They may have survived in the sea for a time
Left to right Jason Downer, Rupert Saunders and James Meaby. Pic from Solent News Agency
Two of the three yachtsmen found drowned in the English Channel had time to inflate their lifejackets, an inquest heard today.
James Meaby, 36, from Tooting, south London, and Jason Downer, 35, from Kent, were found with their lifejackets manually inflated, while the third crew member, Rupert Saunders, 36, also from Tooting, was wearing a lifejacket which had automatically inflated.
The details emerged at a brief opening and adjournment into the deaths of the three men who drowned off the Isle of Wight on August 20 when their 25ft Sailfish sloop disappeared.
The Isle of Wight Coroner, John Matthews, also revealed that the deaths happened just seven days before Mr Downer was due to celebrate his 36th birthday on August 27.
Mr Matthews told the hearing how the body of Mr Meaby was discovered in the sea 10 miles south of Nab Tower on August 22 and subsequently the bodies of Mr Downer and Mr Saunders were located south of St Catherine’s Point a day later.

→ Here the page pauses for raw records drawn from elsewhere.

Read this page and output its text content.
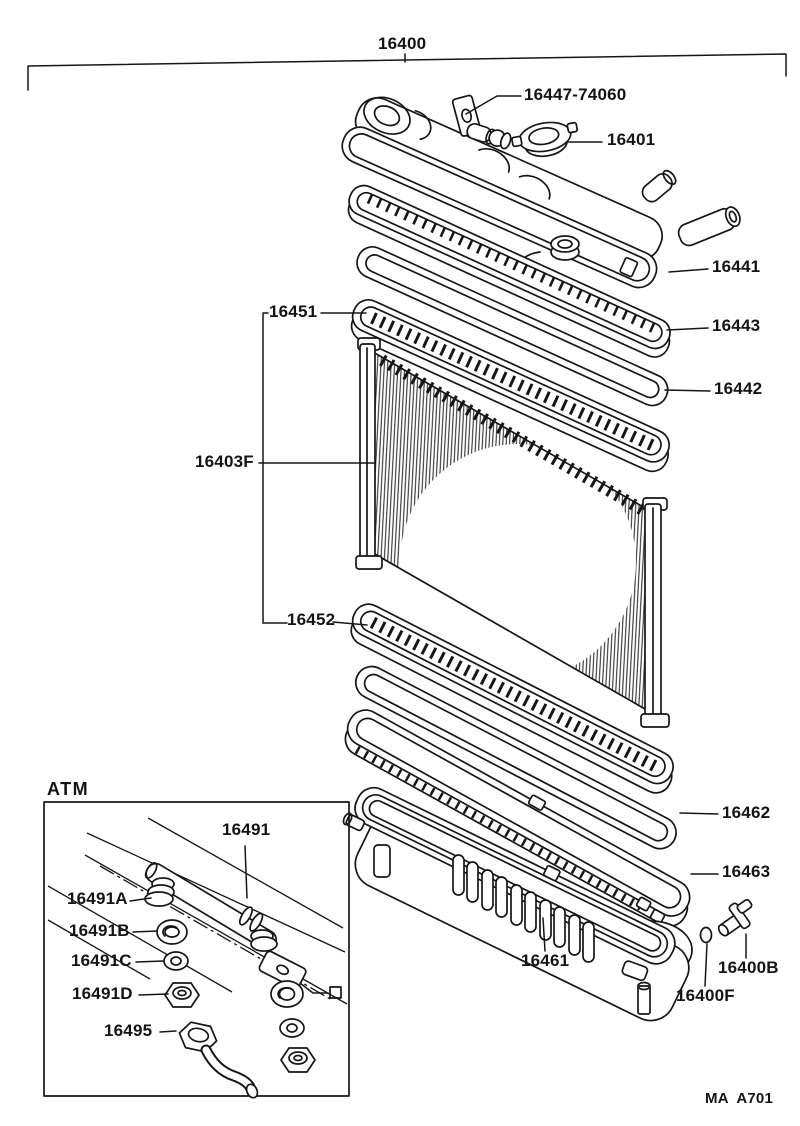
16400
16447-74060
16401
16441
16443
16442
16451
16403F
16452
16462
16463
16461	16400B
16400F
ATM
16491
16491A
16491B
16491C
16491D
16495
MA  A701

Mr Matthews said: “It is known they were last seen on board a yacht called The Ouzo, which left Bembridge Harbour on August 20 scheduled for a voyage to Dartmouth, and nothing more was heard of them after the yacht left the harbour.”
Mr Matthews said the three bodies were all found wearing yachting clothing and lifejackets.
He said: “It appears the lifejackets were in two cases manually inflated and the other automatically.
“In the case of Mr Meaby, the cause of death is stated by the pathologist to be consistent with a combination of drowning and hypothermia.
“As far as the other two were concerned, the pathologist says it is consistent with drowning.”
Mr Matthews added: “At the time there was a large-scale search, both air and sea, once the first body was found, for the wreckage or some sighting of the yacht, which has not yet been found.
“There are police inquiries which are ongoing elsewhere. Not only that, there is an inquiry by the Marine Accident Investigation Branch, but at this stage the cause that led to these three young men being in the sea is totally unknown.
“I will adjourn this inquest into the deaths of these three men to a date to be fixed when these inquiries are completed.”
It emerged earlier this week that Hampshire Police’s marine unit examined the hull of the P&O ferry The Pride of Bilbao at Portsmouth, as well as the black box data recorder of the vessel on Tuesday.
Police believe the men’s yacht may have been in collision with a larger vessel and the police inquiry focused on the P&O ship after “something of interest” was seen on the black box.
A Hampshire Police spokeswoman said after the inquest that they are still seeking witnesses who saw The Ouzo after it left Bembridge on the Isle of Wight on Sunday evening.
She added that no arrests had yet been made as part of the inquiry.